What are the origin and history of the phrase put a sock in it?

  • 1
    Mum came into my room and found an empty draw!
    – Sam
    Dec 30, 2013 at 3:38
  • @Susan Wonder why someone out of the blue should thank me. What is the etiology of this symptom?
    – Kris
    Dec 30, 2013 at 5:23
  • I believe it was the old gramaphone trumpet, but love the idea of the army using it.
    – Lady Meg
    Jul 4, 2019 at 8:50

2 Answers 2


In terms of location, it comes from Britain. From ThePhraseFinder...

The imagery behind the phrase is that putting a sock in whatever was causing the noise would quieten it down. What that thing was isn't known. There are suggestions that this may have been the horn of an early gramophone or, more straightforwardly, the raucous person's mouth. [italics mine]

The author of that page says the earliest instance he could find was in the weekly literary review The Athenaeum, 1919. He points out that the fact that it was defined in the reference suggests the term was relatively new at that time. I found a reference a couple of years earlier in Happy - though Wounded! The book of the 3rd London General Hospital, 1917,...

"Put a sock in it, Fusiliers."
Hereupon a sudden and awful silence. The Night Sister has entered the ward.

I suppose the timing (and that earlier instance) makes it likely the expression arose in the military, as much slang does. So perhaps the thing that needed stuffing with a sock was the bugler's trumpet. (Or the piper's bagpipes - especially if he was practising, when others were trying to sleep!)


While I admit I quite like the etymology as given in FumbleFinger's answer, it is possible, according to World Wide Words, that it is merely folk etymology. The explanation is described as a 'well-meaning but misconceived attempt to explain the origin of an existing saying', albeit widely spread such that it is 'unsurprising people accept it'.

Instead, World Wide Words suggests that the phrase's true origin is World War I and some literary extracts from that time period containing this phrase are given as examples. Two of these examples are from two newspapers - one from the UK dated 8 August 1919 and one from Australia dated 14 June 1919. This therefore suggests that the phrase did not originate from Britain exclusively. To quote World Wide Words:

These two citations strongly suggest an origin among servicemen in the First World War, and explain how the expression got into Civvy Street simultaneously in Britain and Australia in 1919 — it was carried to both by homecoming soldiers.

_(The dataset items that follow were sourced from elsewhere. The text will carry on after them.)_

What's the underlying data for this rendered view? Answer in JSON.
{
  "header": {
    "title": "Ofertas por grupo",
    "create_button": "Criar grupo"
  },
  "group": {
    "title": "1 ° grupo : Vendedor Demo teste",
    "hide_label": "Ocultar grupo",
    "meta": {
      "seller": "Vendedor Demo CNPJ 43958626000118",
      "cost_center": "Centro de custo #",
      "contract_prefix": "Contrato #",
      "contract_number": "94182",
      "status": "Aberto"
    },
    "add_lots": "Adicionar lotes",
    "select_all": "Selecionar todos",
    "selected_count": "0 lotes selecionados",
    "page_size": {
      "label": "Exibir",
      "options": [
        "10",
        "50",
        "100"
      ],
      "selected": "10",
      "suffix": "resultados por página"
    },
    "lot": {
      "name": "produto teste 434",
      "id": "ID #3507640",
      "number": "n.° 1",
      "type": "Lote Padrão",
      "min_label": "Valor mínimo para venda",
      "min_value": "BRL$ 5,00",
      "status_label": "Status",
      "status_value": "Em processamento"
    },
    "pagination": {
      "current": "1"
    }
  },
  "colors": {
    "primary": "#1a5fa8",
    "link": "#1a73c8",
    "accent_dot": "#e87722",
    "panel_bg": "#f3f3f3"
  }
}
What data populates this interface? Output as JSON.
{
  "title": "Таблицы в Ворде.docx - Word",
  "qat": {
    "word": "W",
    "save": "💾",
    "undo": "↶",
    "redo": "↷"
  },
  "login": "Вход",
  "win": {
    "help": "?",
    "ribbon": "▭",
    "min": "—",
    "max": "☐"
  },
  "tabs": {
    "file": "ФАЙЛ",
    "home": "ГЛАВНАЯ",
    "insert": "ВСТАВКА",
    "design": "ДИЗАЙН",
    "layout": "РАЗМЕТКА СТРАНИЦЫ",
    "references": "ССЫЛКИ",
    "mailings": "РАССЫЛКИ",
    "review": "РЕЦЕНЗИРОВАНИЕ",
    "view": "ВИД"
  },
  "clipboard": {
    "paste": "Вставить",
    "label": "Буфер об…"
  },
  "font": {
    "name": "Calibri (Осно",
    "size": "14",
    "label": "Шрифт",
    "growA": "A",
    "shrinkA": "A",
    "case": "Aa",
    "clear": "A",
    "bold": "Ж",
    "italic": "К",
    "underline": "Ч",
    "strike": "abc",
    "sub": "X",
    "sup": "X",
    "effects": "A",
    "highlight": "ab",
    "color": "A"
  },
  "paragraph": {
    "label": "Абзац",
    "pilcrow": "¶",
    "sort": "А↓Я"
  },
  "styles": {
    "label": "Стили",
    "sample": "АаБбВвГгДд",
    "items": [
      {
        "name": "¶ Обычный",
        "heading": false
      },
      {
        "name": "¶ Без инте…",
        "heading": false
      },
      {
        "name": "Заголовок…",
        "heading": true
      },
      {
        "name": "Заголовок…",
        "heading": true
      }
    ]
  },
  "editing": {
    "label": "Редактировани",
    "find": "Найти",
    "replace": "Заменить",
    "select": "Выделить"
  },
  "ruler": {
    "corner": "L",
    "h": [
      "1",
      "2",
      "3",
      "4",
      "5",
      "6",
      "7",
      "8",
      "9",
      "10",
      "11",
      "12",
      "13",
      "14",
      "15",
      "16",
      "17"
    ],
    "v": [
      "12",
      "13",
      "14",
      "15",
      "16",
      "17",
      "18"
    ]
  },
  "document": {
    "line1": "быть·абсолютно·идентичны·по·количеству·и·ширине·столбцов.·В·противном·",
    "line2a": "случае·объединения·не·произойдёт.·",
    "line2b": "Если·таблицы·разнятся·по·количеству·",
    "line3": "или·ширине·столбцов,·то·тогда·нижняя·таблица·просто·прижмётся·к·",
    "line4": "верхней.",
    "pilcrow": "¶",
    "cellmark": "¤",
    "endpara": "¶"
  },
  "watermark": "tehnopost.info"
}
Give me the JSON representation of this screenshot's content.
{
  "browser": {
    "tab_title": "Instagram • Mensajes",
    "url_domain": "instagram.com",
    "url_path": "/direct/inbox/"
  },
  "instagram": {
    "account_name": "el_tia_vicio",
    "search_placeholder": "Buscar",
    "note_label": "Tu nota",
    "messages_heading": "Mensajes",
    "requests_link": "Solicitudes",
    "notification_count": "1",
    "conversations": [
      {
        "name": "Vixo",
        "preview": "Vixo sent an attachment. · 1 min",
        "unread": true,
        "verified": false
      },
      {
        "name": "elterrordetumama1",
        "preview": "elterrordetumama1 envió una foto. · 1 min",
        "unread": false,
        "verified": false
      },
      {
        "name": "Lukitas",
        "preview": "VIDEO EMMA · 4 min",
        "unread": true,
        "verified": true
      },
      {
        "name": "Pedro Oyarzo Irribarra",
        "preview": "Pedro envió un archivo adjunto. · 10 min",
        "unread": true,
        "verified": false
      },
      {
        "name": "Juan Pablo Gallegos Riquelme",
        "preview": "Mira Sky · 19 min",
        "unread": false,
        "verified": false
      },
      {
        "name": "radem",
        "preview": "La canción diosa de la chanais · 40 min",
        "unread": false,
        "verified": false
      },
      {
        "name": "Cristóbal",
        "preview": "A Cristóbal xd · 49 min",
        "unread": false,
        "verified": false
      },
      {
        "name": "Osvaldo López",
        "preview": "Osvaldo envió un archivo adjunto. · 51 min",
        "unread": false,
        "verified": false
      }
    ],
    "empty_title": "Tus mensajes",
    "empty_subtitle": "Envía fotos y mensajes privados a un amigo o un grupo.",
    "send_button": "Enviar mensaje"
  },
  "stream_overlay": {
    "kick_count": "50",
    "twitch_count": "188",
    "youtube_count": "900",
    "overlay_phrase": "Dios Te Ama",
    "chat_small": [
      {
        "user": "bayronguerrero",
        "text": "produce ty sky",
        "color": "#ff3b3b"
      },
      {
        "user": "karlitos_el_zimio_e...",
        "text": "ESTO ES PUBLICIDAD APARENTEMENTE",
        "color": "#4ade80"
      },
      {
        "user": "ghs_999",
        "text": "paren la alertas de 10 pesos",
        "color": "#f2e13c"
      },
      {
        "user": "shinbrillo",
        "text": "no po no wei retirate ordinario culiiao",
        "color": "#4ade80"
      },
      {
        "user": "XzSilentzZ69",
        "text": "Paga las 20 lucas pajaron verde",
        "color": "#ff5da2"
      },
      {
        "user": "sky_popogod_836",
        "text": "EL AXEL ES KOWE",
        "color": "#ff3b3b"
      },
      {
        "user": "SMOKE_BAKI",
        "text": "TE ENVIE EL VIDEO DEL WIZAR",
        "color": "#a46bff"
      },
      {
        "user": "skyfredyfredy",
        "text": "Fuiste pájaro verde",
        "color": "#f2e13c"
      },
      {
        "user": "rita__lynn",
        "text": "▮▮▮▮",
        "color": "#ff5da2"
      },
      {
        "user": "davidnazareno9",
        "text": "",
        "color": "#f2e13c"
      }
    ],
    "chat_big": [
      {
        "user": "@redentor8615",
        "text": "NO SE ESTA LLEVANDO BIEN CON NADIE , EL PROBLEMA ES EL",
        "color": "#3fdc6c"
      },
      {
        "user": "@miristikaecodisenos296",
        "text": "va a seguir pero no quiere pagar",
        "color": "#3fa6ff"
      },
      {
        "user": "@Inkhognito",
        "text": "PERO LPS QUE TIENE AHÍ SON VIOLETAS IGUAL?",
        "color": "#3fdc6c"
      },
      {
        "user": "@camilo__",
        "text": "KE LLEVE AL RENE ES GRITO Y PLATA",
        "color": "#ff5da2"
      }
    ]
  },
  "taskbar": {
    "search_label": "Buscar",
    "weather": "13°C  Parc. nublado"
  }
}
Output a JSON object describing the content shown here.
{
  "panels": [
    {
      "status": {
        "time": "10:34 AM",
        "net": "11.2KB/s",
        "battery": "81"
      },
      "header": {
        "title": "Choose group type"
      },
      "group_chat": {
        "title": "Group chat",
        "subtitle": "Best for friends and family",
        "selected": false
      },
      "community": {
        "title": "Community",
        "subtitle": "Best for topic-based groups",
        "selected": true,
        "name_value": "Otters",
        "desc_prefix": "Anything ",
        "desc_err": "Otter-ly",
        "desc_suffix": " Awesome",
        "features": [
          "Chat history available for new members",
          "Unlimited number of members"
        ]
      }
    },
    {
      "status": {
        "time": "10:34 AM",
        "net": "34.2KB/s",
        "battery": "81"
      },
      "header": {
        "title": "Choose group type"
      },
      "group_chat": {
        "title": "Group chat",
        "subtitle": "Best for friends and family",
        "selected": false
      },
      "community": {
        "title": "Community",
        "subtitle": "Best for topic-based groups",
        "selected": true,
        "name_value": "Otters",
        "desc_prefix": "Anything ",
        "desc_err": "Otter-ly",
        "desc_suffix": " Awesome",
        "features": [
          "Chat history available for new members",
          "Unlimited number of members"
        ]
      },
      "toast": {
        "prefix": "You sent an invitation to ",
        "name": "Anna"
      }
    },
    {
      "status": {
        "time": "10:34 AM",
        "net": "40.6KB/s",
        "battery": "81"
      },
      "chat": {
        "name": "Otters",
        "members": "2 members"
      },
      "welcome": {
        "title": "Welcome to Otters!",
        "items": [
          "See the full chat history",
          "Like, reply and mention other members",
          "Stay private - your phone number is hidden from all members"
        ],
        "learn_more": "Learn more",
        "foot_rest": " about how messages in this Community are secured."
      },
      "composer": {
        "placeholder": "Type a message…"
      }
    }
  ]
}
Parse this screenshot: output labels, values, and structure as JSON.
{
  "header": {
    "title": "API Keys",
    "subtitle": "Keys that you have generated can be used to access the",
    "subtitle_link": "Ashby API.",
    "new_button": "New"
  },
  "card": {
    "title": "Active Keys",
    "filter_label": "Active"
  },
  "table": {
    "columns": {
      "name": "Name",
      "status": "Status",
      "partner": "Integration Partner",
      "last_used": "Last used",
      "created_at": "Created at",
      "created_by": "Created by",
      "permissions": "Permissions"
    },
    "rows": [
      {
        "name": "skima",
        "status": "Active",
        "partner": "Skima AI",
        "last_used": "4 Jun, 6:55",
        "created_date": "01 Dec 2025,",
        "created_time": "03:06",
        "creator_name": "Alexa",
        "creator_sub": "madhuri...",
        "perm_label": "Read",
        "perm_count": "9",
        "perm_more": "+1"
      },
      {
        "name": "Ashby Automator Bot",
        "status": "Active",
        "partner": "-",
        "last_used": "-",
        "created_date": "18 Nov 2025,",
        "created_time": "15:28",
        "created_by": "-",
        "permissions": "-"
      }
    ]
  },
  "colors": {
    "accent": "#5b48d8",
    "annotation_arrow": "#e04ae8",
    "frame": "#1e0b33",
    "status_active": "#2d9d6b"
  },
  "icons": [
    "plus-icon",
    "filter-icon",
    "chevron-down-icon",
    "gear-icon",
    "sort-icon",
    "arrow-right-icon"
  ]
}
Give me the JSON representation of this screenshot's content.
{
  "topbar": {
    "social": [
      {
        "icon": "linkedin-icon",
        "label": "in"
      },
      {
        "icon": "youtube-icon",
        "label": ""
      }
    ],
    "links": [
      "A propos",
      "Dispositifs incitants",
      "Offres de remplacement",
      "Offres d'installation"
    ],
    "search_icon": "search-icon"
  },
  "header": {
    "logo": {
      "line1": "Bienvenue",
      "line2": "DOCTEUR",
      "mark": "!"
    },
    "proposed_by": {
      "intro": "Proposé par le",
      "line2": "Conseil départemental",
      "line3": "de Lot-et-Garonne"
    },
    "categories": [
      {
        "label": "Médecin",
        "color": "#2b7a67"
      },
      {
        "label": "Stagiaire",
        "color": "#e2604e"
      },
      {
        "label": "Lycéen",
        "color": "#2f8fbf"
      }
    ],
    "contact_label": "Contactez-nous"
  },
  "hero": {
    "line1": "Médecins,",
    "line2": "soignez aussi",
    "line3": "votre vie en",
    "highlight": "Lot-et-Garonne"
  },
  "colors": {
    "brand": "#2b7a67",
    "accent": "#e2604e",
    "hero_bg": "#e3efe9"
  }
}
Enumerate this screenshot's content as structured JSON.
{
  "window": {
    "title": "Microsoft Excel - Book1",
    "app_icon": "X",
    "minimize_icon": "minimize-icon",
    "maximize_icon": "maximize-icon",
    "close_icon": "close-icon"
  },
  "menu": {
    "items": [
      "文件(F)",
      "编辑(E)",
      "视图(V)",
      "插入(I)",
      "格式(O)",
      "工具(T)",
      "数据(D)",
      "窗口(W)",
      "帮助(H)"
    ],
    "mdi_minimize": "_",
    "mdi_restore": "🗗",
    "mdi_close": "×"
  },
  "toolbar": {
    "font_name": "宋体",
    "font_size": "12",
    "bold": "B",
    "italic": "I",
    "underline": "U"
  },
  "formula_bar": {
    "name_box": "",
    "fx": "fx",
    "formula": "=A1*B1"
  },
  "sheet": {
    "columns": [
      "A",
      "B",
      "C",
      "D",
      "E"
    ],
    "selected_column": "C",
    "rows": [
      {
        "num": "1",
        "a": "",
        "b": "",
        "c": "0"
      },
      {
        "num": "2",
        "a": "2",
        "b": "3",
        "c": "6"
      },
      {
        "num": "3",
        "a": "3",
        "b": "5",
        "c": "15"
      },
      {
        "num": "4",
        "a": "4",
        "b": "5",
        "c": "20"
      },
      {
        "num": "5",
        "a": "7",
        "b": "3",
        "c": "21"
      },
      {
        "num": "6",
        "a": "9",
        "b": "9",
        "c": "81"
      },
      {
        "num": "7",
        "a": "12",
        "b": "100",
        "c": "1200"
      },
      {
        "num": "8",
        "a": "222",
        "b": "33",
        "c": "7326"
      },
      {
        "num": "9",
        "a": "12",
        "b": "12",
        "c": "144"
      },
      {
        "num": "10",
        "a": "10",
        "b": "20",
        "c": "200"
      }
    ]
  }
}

The wartime etymology is also referenced in a blog post on a word history blog. Mentioned in the post is a source doubting the gramophone story. To quote the post directly:

But, according to B. A. Phythian in A Concise Dictionary of Phrase and Fable (1993):

This seems improbable: in the sort of household that alone could have afforded such a novelty [= the gramophone] it is unlikely that a sock would be used in the drawing-room.

And he explains:

In a barrack-room, however, socks would certainly be lying around at night and one can imagine a heavy snorer being shouted at and told to ‘put a sock in it’ (in his mouth). Some such military origin is far more likely.

Based on this information, I theorise that the phrase put a sock in it came into existence during the First World War and found its way into everyday speech in both the UK and Australia (at least) through the returning soldiers.